Para se fazer ouvir, os Espíritos devem agir sobre os instrumentos que estejam ao nível de sua ressonância fluídica. Que pode fazer um bom músico com um instrumento detestável? Nada. Então! Muitos, senão a maioria dos médiuns, são para nós instrumentos muito imperfeitos. Compreendei que em tudo é necessário similitude, tanto nos fluidos espirituais quanto nos fluidos materiais. Para que os Espíritos adiantados possam se vos manifestar, necessitam de médiuns capazes de vibrar com eles em uníssono; do mesmo modo, para as manifestações físicas, é preciso que os encarnados possuam fluidos materiais da mesma natureza que os dos Espíritos errantes, tendo ainda ação sobre a matéria.

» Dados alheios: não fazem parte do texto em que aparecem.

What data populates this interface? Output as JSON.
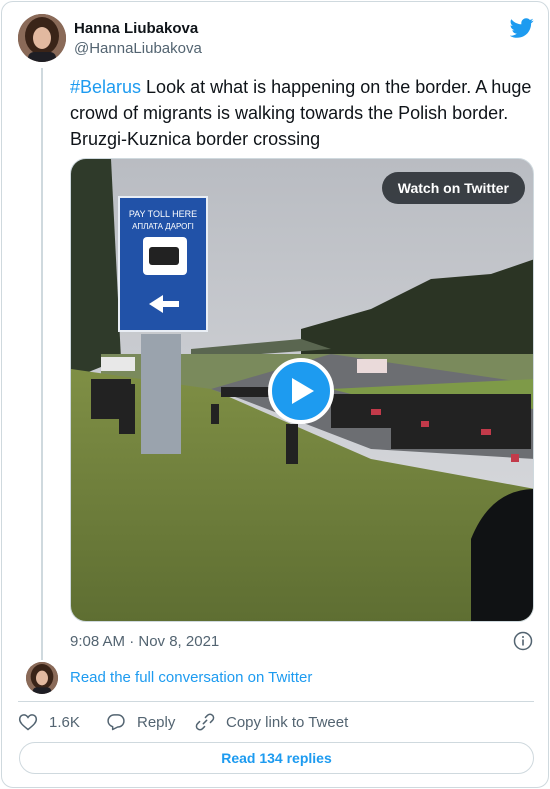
{
  "author": {
    "name": "Hanna Liubakova",
    "handle": "@HannaLiubakova"
  },
  "tweet": {
    "hashtag": "#Belarus",
    "text": " Look at what is happening on the border. A huge crowd of migrants is walking towards the Polish border.  Bruzgi-Kuznica border crossing"
  },
  "media": {
    "watch_label": "Watch on Twitter",
    "sign_text_line1": "PAY TOLL HERE",
    "sign_text_line2": "АПЛАТА ДАРОГІ"
  },
  "timestamp": "9:08 AM · Nov 8, 2021",
  "read_conversation": "Read the full conversation on Twitter",
  "actions": {
    "likes": "1.6K",
    "reply": "Reply",
    "copy_link": "Copy link to Tweet"
  },
  "replies_button": "Read 134 replies",
  "colors": {
    "accent": "#1d9bf0",
    "text": "#0f1419",
    "muted": "#536471",
    "border": "#cfd9de"
  },
  "icons": [
    "twitter-bird-icon",
    "play-icon",
    "info-icon",
    "heart-icon",
    "reply-icon",
    "link-icon"
  ]
}
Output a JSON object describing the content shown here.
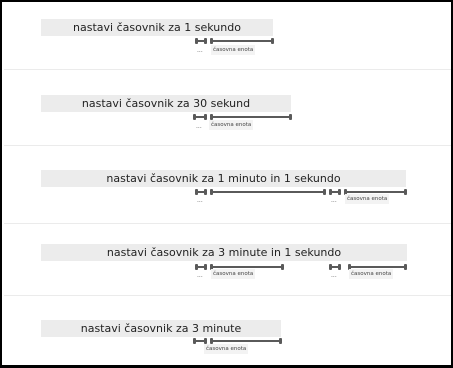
{
  "rows": [
    {
      "title": "nastavi časovnik za 1 sekundo",
      "fields": [
        {
          "ellipsis": "...",
          "unit_label": "časovna enota"
        }
      ]
    },
    {
      "title": "nastavi časovnik za 30 sekund",
      "fields": [
        {
          "ellipsis": "...",
          "unit_label": "časovna enota"
        }
      ]
    },
    {
      "title": "nastavi časovnik za 1 minuto in 1 sekundo",
      "fields": [
        {
          "ellipsis": "...",
          "unit_label": "časovna enota"
        },
        {
          "ellipsis": "...",
          "unit_label": "časovna enota"
        }
      ]
    },
    {
      "title": "nastavi časovnik za 3 minute in 1 sekundo",
      "fields": [
        {
          "ellipsis": "...",
          "unit_label": "časovna enota"
        },
        {
          "ellipsis": "...",
          "unit_label": "časovna enota"
        }
      ]
    },
    {
      "title": "nastavi časovnik za 3 minute",
      "fields": [
        {
          "ellipsis": "...",
          "unit_label": "časovna enota"
        }
      ]
    }
  ]
}
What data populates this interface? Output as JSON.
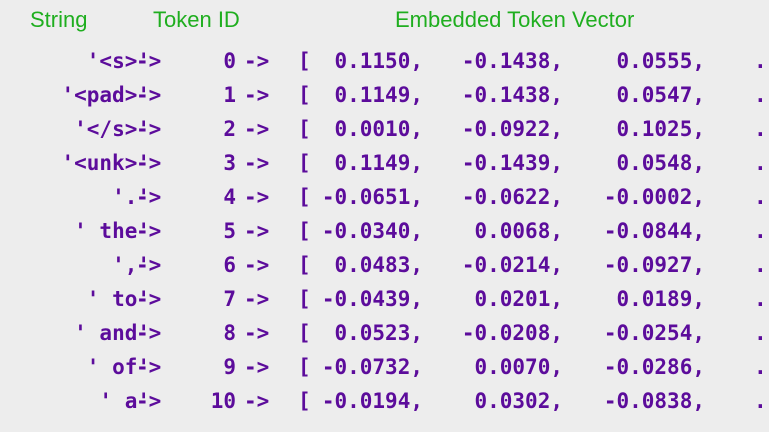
{
  "headers": {
    "string": "String",
    "token_id": "Token ID",
    "vector": "Embedded Token Vector"
  },
  "arrow": "->",
  "bracket": "[",
  "ellipsis": ".",
  "rows": [
    {
      "string": "'<s>'",
      "token_id": "0",
      "v1": "0.1150,",
      "v2": "-0.1438,",
      "v3": "0.0555,"
    },
    {
      "string": "'<pad>'",
      "token_id": "1",
      "v1": "0.1149,",
      "v2": "-0.1438,",
      "v3": "0.0547,"
    },
    {
      "string": "'</s>'",
      "token_id": "2",
      "v1": "0.0010,",
      "v2": "-0.0922,",
      "v3": "0.1025,"
    },
    {
      "string": "'<unk>'",
      "token_id": "3",
      "v1": "0.1149,",
      "v2": "-0.1439,",
      "v3": "0.0548,"
    },
    {
      "string": "'.'",
      "token_id": "4",
      "v1": "-0.0651,",
      "v2": "-0.0622,",
      "v3": "-0.0002,"
    },
    {
      "string": "' the'",
      "token_id": "5",
      "v1": "-0.0340,",
      "v2": "0.0068,",
      "v3": "-0.0844,"
    },
    {
      "string": "','",
      "token_id": "6",
      "v1": "0.0483,",
      "v2": "-0.0214,",
      "v3": "-0.0927,"
    },
    {
      "string": "' to'",
      "token_id": "7",
      "v1": "-0.0439,",
      "v2": "0.0201,",
      "v3": "0.0189,"
    },
    {
      "string": "' and'",
      "token_id": "8",
      "v1": "0.0523,",
      "v2": "-0.0208,",
      "v3": "-0.0254,"
    },
    {
      "string": "' of'",
      "token_id": "9",
      "v1": "-0.0732,",
      "v2": "0.0070,",
      "v3": "-0.0286,"
    },
    {
      "string": "' a'",
      "token_id": "10",
      "v1": "-0.0194,",
      "v2": "0.0302,",
      "v3": "-0.0838,"
    }
  ]
}
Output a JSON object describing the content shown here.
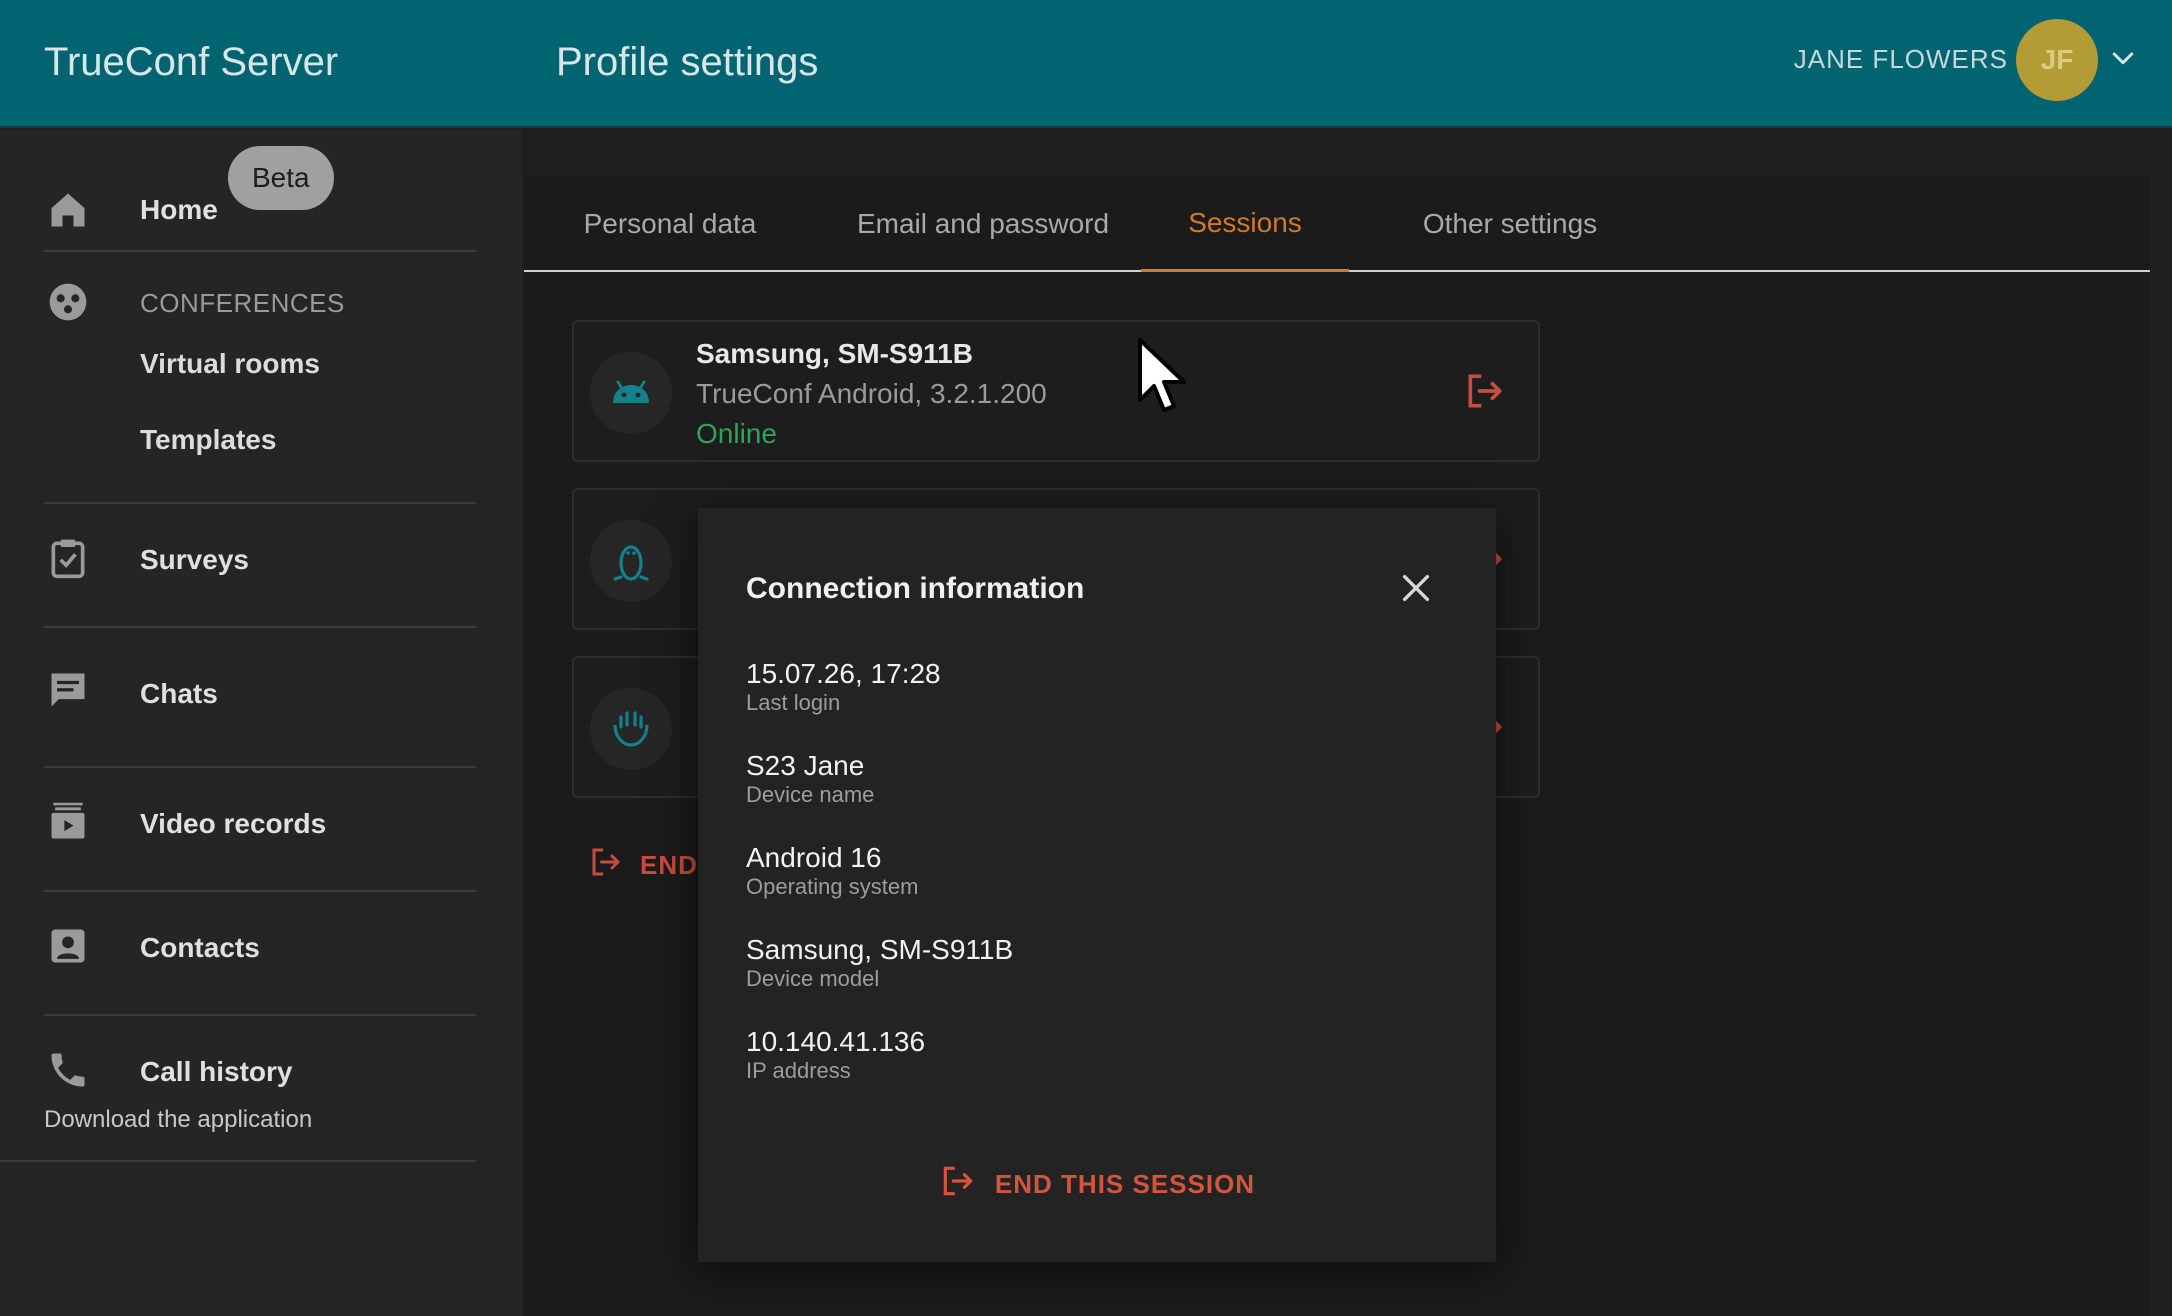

Assim, Galileu não poderá manifestar-se realmente senão a um astrônomo capaz de compreendê-lo e transmitir sem erro os seus dados astronômicos; Alfred de Musset e outros poetas terão necessidade de um médium amante e entendedor da poesia; Beethoven, Mozart procurarão músicos dignos de poder transcrever seus pensamentos musicais; os Espíritos instrutores que vos desvendam os segredos da

Natureza, segredos pouco conhecidos ou ainda ignorados, precisam de médiuns que já compreendam certos efeitos magnéticos e que tenham estudado bem a mediunidade.

Compreendei isto, meus amigos; refleti que não encomendais uma roupa ao chapeleiro, nem vossas cabeleiras a um alfaiate. Deveis compreender que necessitamos de bons intérpretes e que alguns de nós, por não encontrar esses intérpretes, se recusem à comunicação. Mas então o lugar é ocupado. Não esqueçais que os Espíritos levianos são um grande número, e que eles se aproveitam das vossas faculdades com tanto mais facilidade quanto muitos dentre vós, envaidecidos pelas assinaturas notáveis, pouco preocupados em se informarem sobre a fonte verdadeira e confrontar o que obtêm com o que deveriam ter obtido. Regra geral: quando quiserdes um calculador, não vos dirijais a um dançarino.

UM ESPÍRITO PROTETOR

OBSERVAÇÃO: Esta comunicação repousa num princípio verdadeiro, que resolve perfeitamente a questão, do ponto de vista científico, mas que não poderia ser tomado num sentido muito absoluto. À primeira vista, o princípio parece contradizer os fatos tão numerosos de médiuns que tratam de assuntos fora de seus conhecimentos e pareceria implicar, para os Espíritos superiores, a possibilidade de só se comunicarem com médiuns à sua altura. Ora, isto só se deve entender quando se trata de trabalhos especiais e de uma importância muito alta. Concebe-se que se Galileu quiser tratar de uma questão científica; se um grande poeta quiser ditar uma obra poética, tenham necessidade de um instrumento que responda ao seu pensamento, mas isto não quer dizer que para outras coisas, uma simples questão de moral, por exemplo, um bom conselho a dar, não poderão fazê-lo por um médium que não seja cientista nem poeta. Quando um médium trata com facilidade e superioridade assuntos que lhe são estranhos, é um indício de que o seu Espírito possui um desenvolvimento inato e faculdades latentes, fora da educação que recebeu.